1ª Cadeira da 2ª Turma Recursal

Relator

 

 

RELATÓRIO

 

 

JuLIA Explica

 

Dispensa-se o relatório, conforme Enunciado 92 do FONAJE.   

 

 

 

VOTO

 

Presentes os pressupostos de admissibilidade, conheço do recurso.  

A parte autora demonstrou ter efetuado o pagamento em duplicidade do seguro DPVAT e da renovação do licenciamento, ambos referentes ao exercício do ano de 2017. Sobreveio, portanto, o julgamento pela parcial procedência dos pedidos, a fim de condenar o réu/recorrente ao pagamento, de forma simples, do valor pago em duplicidade, a título de restituição, a ser atualizado pela taxa SELIC a contar do evento danoso (17/07/2019), conforme decidido pelo juízo a quo. 

 O recorrente interpôs recurso inominado insurgindo-se especificamente quanto forma de atualização da condenação, aduzindo, em síntese, que a taxa SELIC apenas deve incidir a partir de dezembro/2021, conforme previsto na Emenda Constitucional nº 113/2021. 

Compulsando aos autos, observo que assiste razão ao recorrente, uma vez que a sentença de ID. 28954788 consta previsão de atualização da condenação de forma indevida, o que pode resultar em última análise, em enriquecimento ilícito da parte autora, nos termos do art. 884 do CC. 

Nos termos do art. 1º-F da Lei nº 9.494/97, com redação dada pela Lei nº 11.960/2009, as condenações impostas à Fazenda Pública devem ser corrigidas monetariamente pelo índice oficial de remuneração básica da caderneta de poupança, acrescido de juros aplicados à mesma. 

Contudo, em razão da alteração legislativa e da orientação jurisprudencial consolidada, a partir de dezembro de 2021, passou a ser aplicada a taxa SELIC como índice único de atualização, englobando correção monetária e juros, conforme entendimento firmado pelo Supremo Tribunal Federal no julgamento das ADIs 4357 e 4425, bem como pela EC nº 113/2021. 

Assim, até novembro de 2021, deverá ser aplicado o índice da caderneta de poupança, nos termos do art. 1º-F da Lei nº 9.494/97; e a partir de dezembro de 2021, incidirá a taxa SELIC, acumulada mensalmente, até o efetivo pagamento. 

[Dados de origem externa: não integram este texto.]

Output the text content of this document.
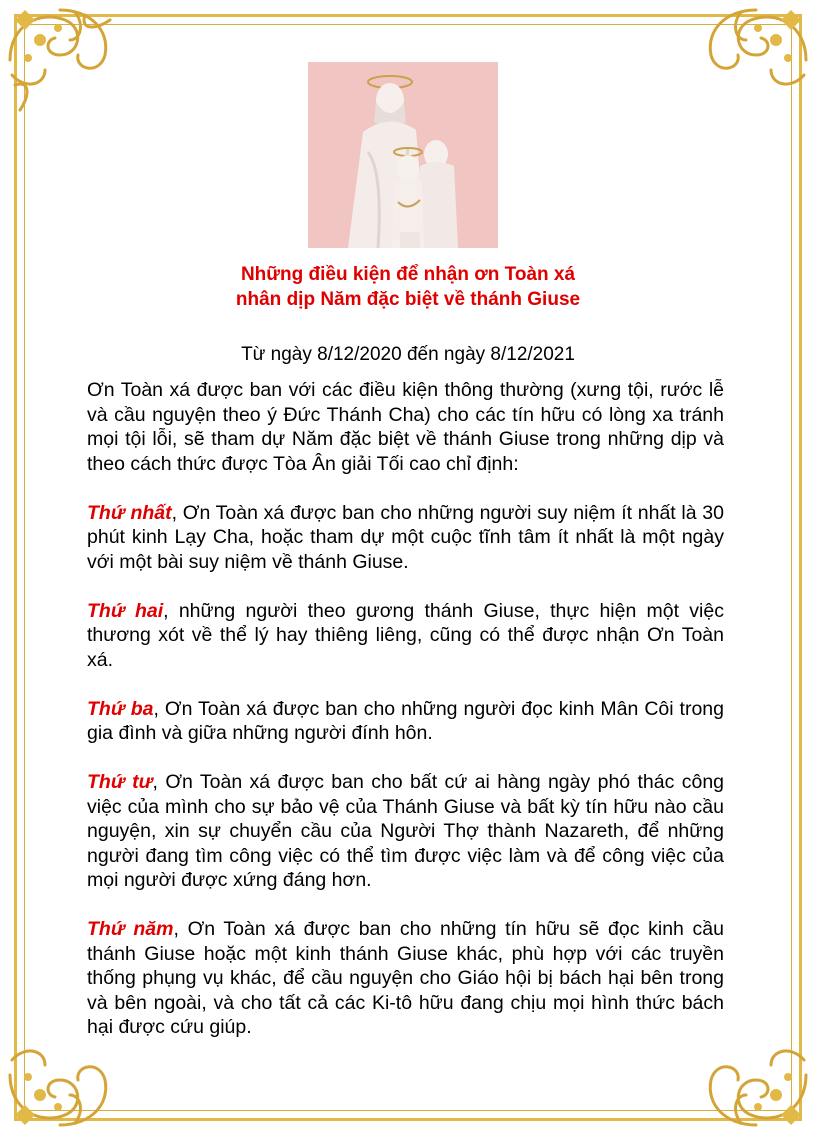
Những điều kiện để nhận ơn Toàn xá
nhân dịp Năm đặc biệt về thánh Giuse
Từ ngày 8/12/2020 đến ngày 8/12/2021

Ơn Toàn xá được ban với các điều kiện thông thường (xưng tội, rước lễ và cầu nguyện theo ý Đức Thánh Cha) cho các tín hữu có lòng xa tránh mọi tội lỗi, sẽ tham dự Năm đặc biệt về thánh Giuse trong những dịp và theo cách thức được Tòa Ân giải Tối cao chỉ định:

Thứ nhất, Ơn Toàn xá được ban cho những người suy niệm ít nhất là 30 phút kinh Lạy Cha, hoặc tham dự một cuộc tĩnh tâm ít nhất là một ngày với một bài suy niệm về thánh Giuse.

Thứ hai, những người theo gương thánh Giuse, thực hiện một việc thương xót về thể lý hay thiêng liêng, cũng có thể được nhận Ơn Toàn xá.

Thứ ba, Ơn Toàn xá được ban cho những người đọc kinh Mân Côi trong gia đình và giữa những người đính hôn.

Thứ tư, Ơn Toàn xá được ban cho bất cứ ai hàng ngày phó thác công việc của mình cho sự bảo vệ của Thánh Giuse và bất kỳ tín hữu nào cầu nguyện, xin sự chuyển cầu của Người Thợ thành Nazareth, để những người đang tìm công việc có thể tìm được việc làm và để công việc của mọi người được xứng đáng hơn.

Thứ năm, Ơn Toàn xá được ban cho những tín hữu sẽ đọc kinh cầu thánh Giuse hoặc một kinh thánh Giuse khác, phù hợp với các truyền thống phụng vụ khác, để cầu nguyện cho Giáo hội bị bách hại bên trong và bên ngoài, và cho tất cả các Ki-tô hữu đang chịu mọi hình thức bách hại được cứu giúp.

Pelas razões acima, entendo que a sentença exarada pelo juízo a quo deve ser parcialmente reformada, em função dos argumentos jurídicos acima expostos, especificamente para modificar a forma de atualização da condenação imposta à Fazenda Pública.    

  

Ante o exposto, voto para conhecer do recurso e DAR PARCIAL PROVIMENTO, para fins de reformar parcialmente a sentença de ID. 28954788, a fim de determinar, que sobre a condenação imposta à fazenda pública, deverá incidir correção monetária a contar da data do vencimento/evento danoso (em 17/07/2019), com fulcro no art. 1º, §1º da Lei nº 6.899/1981 e súmula 43 do Superior Tribunal de Justiça, com base no IPCA-E e juros a partir do vencimento, segundo os índices oficiais de juros aplicados à caderneta de poupança, nos termos do art. 397 do CC e art. 1º-F da Lei nº 9.494/97, conforme redação dada pela Lei nº 11.960, de 29.06.2009; e a partir de 08/12/2021, nos termos da Emenda Constitucional n. 113/2021, incidirá a taxa SELIC, para fins de atualização monetária, de remuneração do capital e de compensação da mora. 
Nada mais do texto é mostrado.